3. Dans leurs dernières conclusions d'incident signifiées par voie électronique le 14 avril 2022, les sociétés Communisis demandent de déclarer le tribunal incompétent en renvoyant les parties à mieux se pourvoir, de prononcer l'irrecevabilité de « la demande » et de condamner la société Caméléon à lui payer 15 000 euros au titre de l'article 700 du code de procédure civile, ainsi qu'aux dépens « conformément aux dispositions de l'article 699 » du même code.
4. Elles soutiennent que le litige relève de la responsabilité contractuelle, car un lien contractuel unit les parties et car est alléguée la contrefaçon de droits dont la titularité serait prévue par leurs conditions générales d'achat, de sorte qu'il s'agit bien, selon elles, d'un manquement allégué à des « relations contractuelles ». Elles se prévalent alors de leurs conditions générales d'achat, qui donnent selon elles compétence exclusive aux tribunaux anglais, et dont elles revendiquent l'application, d'une part car les conditions générales de vente de la société Caméléon, qui constituent certes légalement le socle unique de la négociation commerciale, ne priment pas sur les conditions d'achat lorsque celles-ci existent, et d'autre part car la société Caméléon a signé le « formulaire de création de vendeur » et exécuté les bons de commande qui, l'un comme les autres, renvoyaient à ces conditions générales d'achat par un lien URL. Elles contestent à cet égard que la dernière version de celles-ci date de 2014, et affirment qu'au contraire le lien renvoie aux conditions régulièrement actualisées, la version actuellement accessible datant de janvier 2022.
5. Subsidiairement, elles font valoir que leurs conditions générales d'achat prévoient la cession de « toute propriété intellectuelle découlant du contrat », de sorte que les modèles invoqués seraient désormais leur propriété, et non plus celle de la société Caméléon, dès lors dépourvue du droit d'agir.
6. Dans ses dernières conclusions signifiées par voie électronique le 26 avril 2022, la société Caméléon soulève l'irrecevabilité des demandes des sociétés Communisis, résiste à l'exception d'incompétence et à la fin de non-recevoir, et réclame elle-même 15 000 euros au titre de l'article 700 du code de procédure civile de la part des sociétés Communisis, prises solidairement (outre les dépens).
7. Elle n'explicite pas la fin de non-recevoir qu'elle soulève de façon générale au dispositif de ses conclusions.
8. Sur la compétence, elle se prévaut de l'article 42 du code de procédure civile, l'un des défendeurs ayant son domicile en France, et de la compétence exclusive du tribunal judiciaire de Paris en matière de dessins ou modèles communautaires, qui est selon elle d'ordre public.
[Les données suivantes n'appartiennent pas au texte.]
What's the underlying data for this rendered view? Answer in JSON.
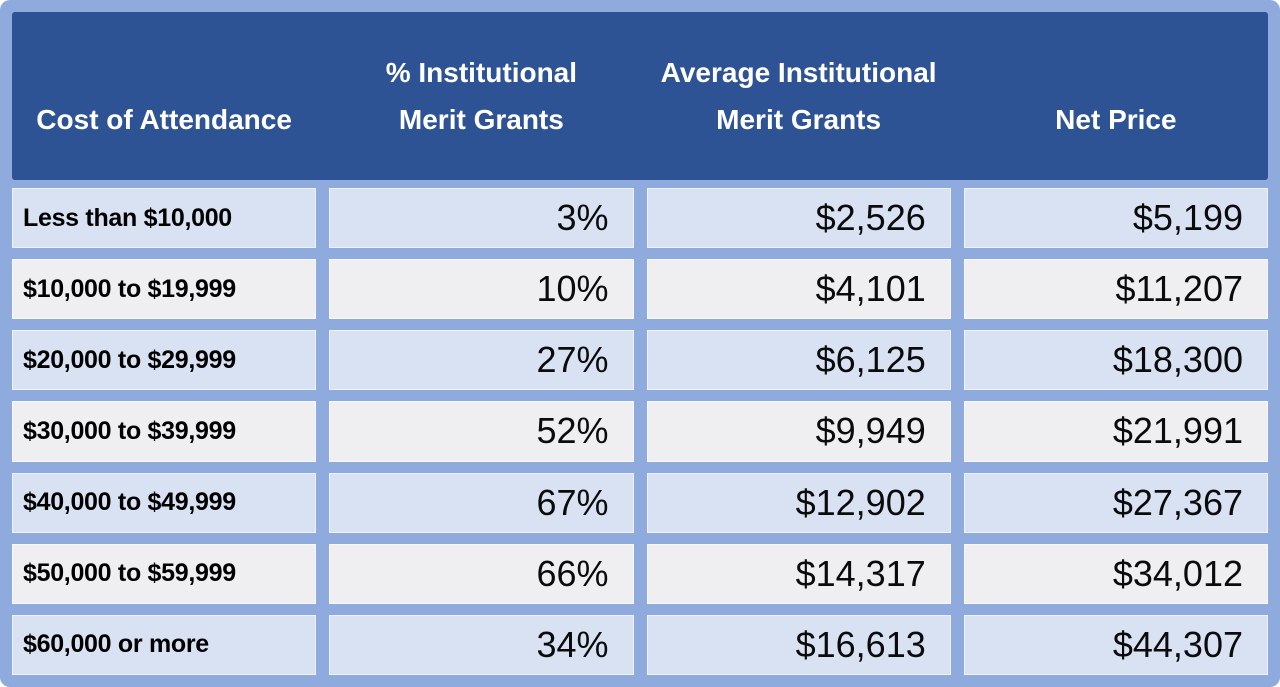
{
  "colors": {
    "frame_and_grid": "#8FAADC",
    "header_bg": "#2E5395",
    "row_light_blue": "#D9E2F3",
    "row_off_white": "#EFEFF2",
    "header_text": "#FFFFFF",
    "body_text": "#000000"
  },
  "table": {
    "headers": [
      {
        "line1": "",
        "line2": "Cost of Attendance"
      },
      {
        "line1": "% Institutional",
        "line2": "Merit Grants"
      },
      {
        "line1": "Average Institutional",
        "line2": "Merit Grants"
      },
      {
        "line1": "",
        "line2": "Net Price"
      }
    ],
    "rows": [
      {
        "cost": "Less than $10,000",
        "pct": "3%",
        "avg": "$2,526",
        "net": "$5,199"
      },
      {
        "cost": "$10,000 to $19,999",
        "pct": "10%",
        "avg": "$4,101",
        "net": "$11,207"
      },
      {
        "cost": "$20,000 to $29,999",
        "pct": "27%",
        "avg": "$6,125",
        "net": "$18,300"
      },
      {
        "cost": "$30,000 to $39,999",
        "pct": "52%",
        "avg": "$9,949",
        "net": "$21,991"
      },
      {
        "cost": "$40,000 to $49,999",
        "pct": "67%",
        "avg": "$12,902",
        "net": "$27,367"
      },
      {
        "cost": "$50,000 to $59,999",
        "pct": "66%",
        "avg": "$14,317",
        "net": "$34,012"
      },
      {
        "cost": "$60,000 or more",
        "pct": "34%",
        "avg": "$16,613",
        "net": "$44,307"
      }
    ]
  },
  "chart_data": {
    "type": "table",
    "columns": [
      "Cost of Attendance",
      "% Institutional Merit Grants",
      "Average Institutional Merit Grants",
      "Net Price"
    ],
    "rows": [
      [
        "Less than $10,000",
        "3%",
        "$2,526",
        "$5,199"
      ],
      [
        "$10,000 to $19,999",
        "10%",
        "$4,101",
        "$11,207"
      ],
      [
        "$20,000 to $29,999",
        "27%",
        "$6,125",
        "$18,300"
      ],
      [
        "$30,000 to $39,999",
        "52%",
        "$9,949",
        "$21,991"
      ],
      [
        "$40,000 to $49,999",
        "67%",
        "$12,902",
        "$27,367"
      ],
      [
        "$50,000 to $59,999",
        "66%",
        "$14,317",
        "$34,012"
      ],
      [
        "$60,000 or more",
        "34%",
        "$16,613",
        "$44,307"
      ]
    ],
    "pct_values": [
      3,
      10,
      27,
      52,
      67,
      66,
      34
    ],
    "avg_grant_values": [
      2526,
      4101,
      6125,
      9949,
      12902,
      14317,
      16613
    ],
    "net_price_values": [
      5199,
      11207,
      18300,
      21991,
      27367,
      34012,
      44307
    ]
  }
}
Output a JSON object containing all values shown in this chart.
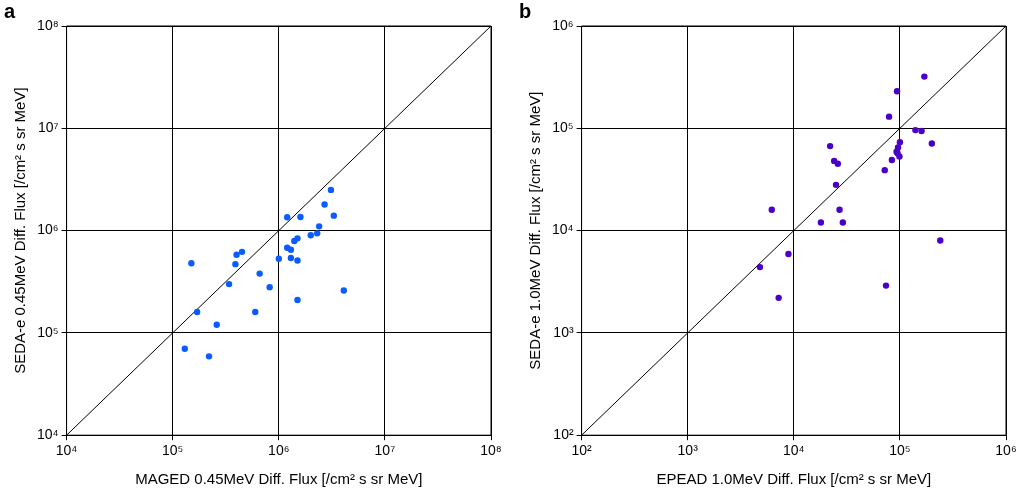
{
  "chart_data": [
    {
      "type": "scatter",
      "title": "a",
      "xlabel": "MAGED 0.45MeV Diff. Flux [/cm² s sr MeV]",
      "ylabel": "SEDA-e 0.45MeV Diff. Flux [/cm² s sr MeV]",
      "log": "xy",
      "grid": true,
      "legend": false,
      "marker": "circle",
      "xlim": [
        10000,
        100000000
      ],
      "ylim": [
        10000,
        100000000
      ],
      "xticks": [
        {
          "value": 10000,
          "label": "10⁴"
        },
        {
          "value": 100000,
          "label": "10⁵"
        },
        {
          "value": 1000000,
          "label": "10⁶"
        },
        {
          "value": 10000000,
          "label": "10⁷"
        },
        {
          "value": 100000000,
          "label": "10⁸"
        }
      ],
      "yticks": [
        {
          "value": 10000,
          "label": "10⁴"
        },
        {
          "value": 100000,
          "label": "10⁵"
        },
        {
          "value": 1000000,
          "label": "10⁶"
        },
        {
          "value": 10000000,
          "label": "10⁷"
        },
        {
          "value": 100000000,
          "label": "10⁸"
        }
      ],
      "series": [
        {
          "type": "line",
          "marker": "none",
          "color": "#000000",
          "x": [
            10000,
            100000000
          ],
          "values": [
            10000,
            100000000
          ]
        },
        {
          "color": "#0a5cff",
          "x": [
            3100000,
            2700000,
            3300000,
            1200000,
            1600000,
            2400000,
            2000000,
            2300000,
            1500000,
            1400000,
            1200000,
            1300000,
            450000,
            400000,
            150000,
            390000,
            1000000,
            1300000,
            1500000,
            660000,
            340000,
            820000,
            4100000,
            1500000,
            170000,
            600000,
            260000,
            130000,
            220000
          ],
          "values": [
            2500000,
            1800000,
            1400000,
            1350000,
            1360000,
            1100000,
            900000,
            940000,
            840000,
            790000,
            680000,
            650000,
            620000,
            580000,
            480000,
            470000,
            530000,
            540000,
            510000,
            380000,
            300000,
            280000,
            260000,
            210000,
            160000,
            160000,
            120000,
            70000,
            59000
          ]
        }
      ]
    },
    {
      "type": "scatter",
      "title": "b",
      "xlabel": "EPEAD 1.0MeV Diff. Flux [/cm² s sr MeV]",
      "ylabel": "SEDA-e 1.0MeV Diff. Flux [/cm² s sr MeV]",
      "log": "xy",
      "grid": true,
      "legend": false,
      "marker": "circle",
      "xlim": [
        100,
        1000000
      ],
      "ylim": [
        100,
        1000000
      ],
      "xticks": [
        {
          "value": 100,
          "label": "10²"
        },
        {
          "value": 1000,
          "label": "10³"
        },
        {
          "value": 10000,
          "label": "10⁴"
        },
        {
          "value": 100000,
          "label": "10⁵"
        },
        {
          "value": 1000000,
          "label": "10⁶"
        }
      ],
      "yticks": [
        {
          "value": 100,
          "label": "10²"
        },
        {
          "value": 1000,
          "label": "10³"
        },
        {
          "value": 10000,
          "label": "10⁴"
        },
        {
          "value": 100000,
          "label": "10⁵"
        },
        {
          "value": 1000000,
          "label": "10⁶"
        }
      ],
      "series": [
        {
          "type": "line",
          "marker": "none",
          "color": "#000000",
          "x": [
            100,
            1000000
          ],
          "values": [
            100,
            1000000
          ]
        },
        {
          "color": "#4a00c8",
          "x": [
            170000,
            94000,
            79000,
            140000,
            160000,
            100000,
            200000,
            22000,
            96000,
            93000,
            95000,
            99000,
            24000,
            26000,
            84000,
            72000,
            25000,
            6200,
            27000,
            18000,
            29000,
            240000,
            8900,
            4800,
            74000,
            7200
          ],
          "values": [
            320000,
            230000,
            130000,
            96000,
            94000,
            73000,
            71000,
            67000,
            65000,
            59000,
            57000,
            53000,
            48000,
            45000,
            49000,
            39000,
            28000,
            16000,
            16000,
            12000,
            12000,
            8000,
            5900,
            4400,
            2900,
            2200
          ]
        }
      ]
    }
  ]
}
Elle soutient en outre que le litige, portant sur une contrefaçon, est de nature délictuelle ; qu'à cet égard, il a été jugé que le titulaire d'un droit de propriété intellectuelle avait le droit de l'invoquer contre celui qui l'utilisait sans son consentement, même s'il lui était lié par un contrat (CJUE, C-666/18) ; que les conditions générales de chaque partie se contredisent, de sorte que les clauses respectives d'attribution de compétence seraient sans effet ; qu'en outre, la clause attributive de compétence des conditions générales de la société Communisis ne serait pas apparente au sens de l'article 48 du code de procédure civile, car les bons de commande dont celle-ci se prévaut renvoient à 3 documents différents, et en Anglais.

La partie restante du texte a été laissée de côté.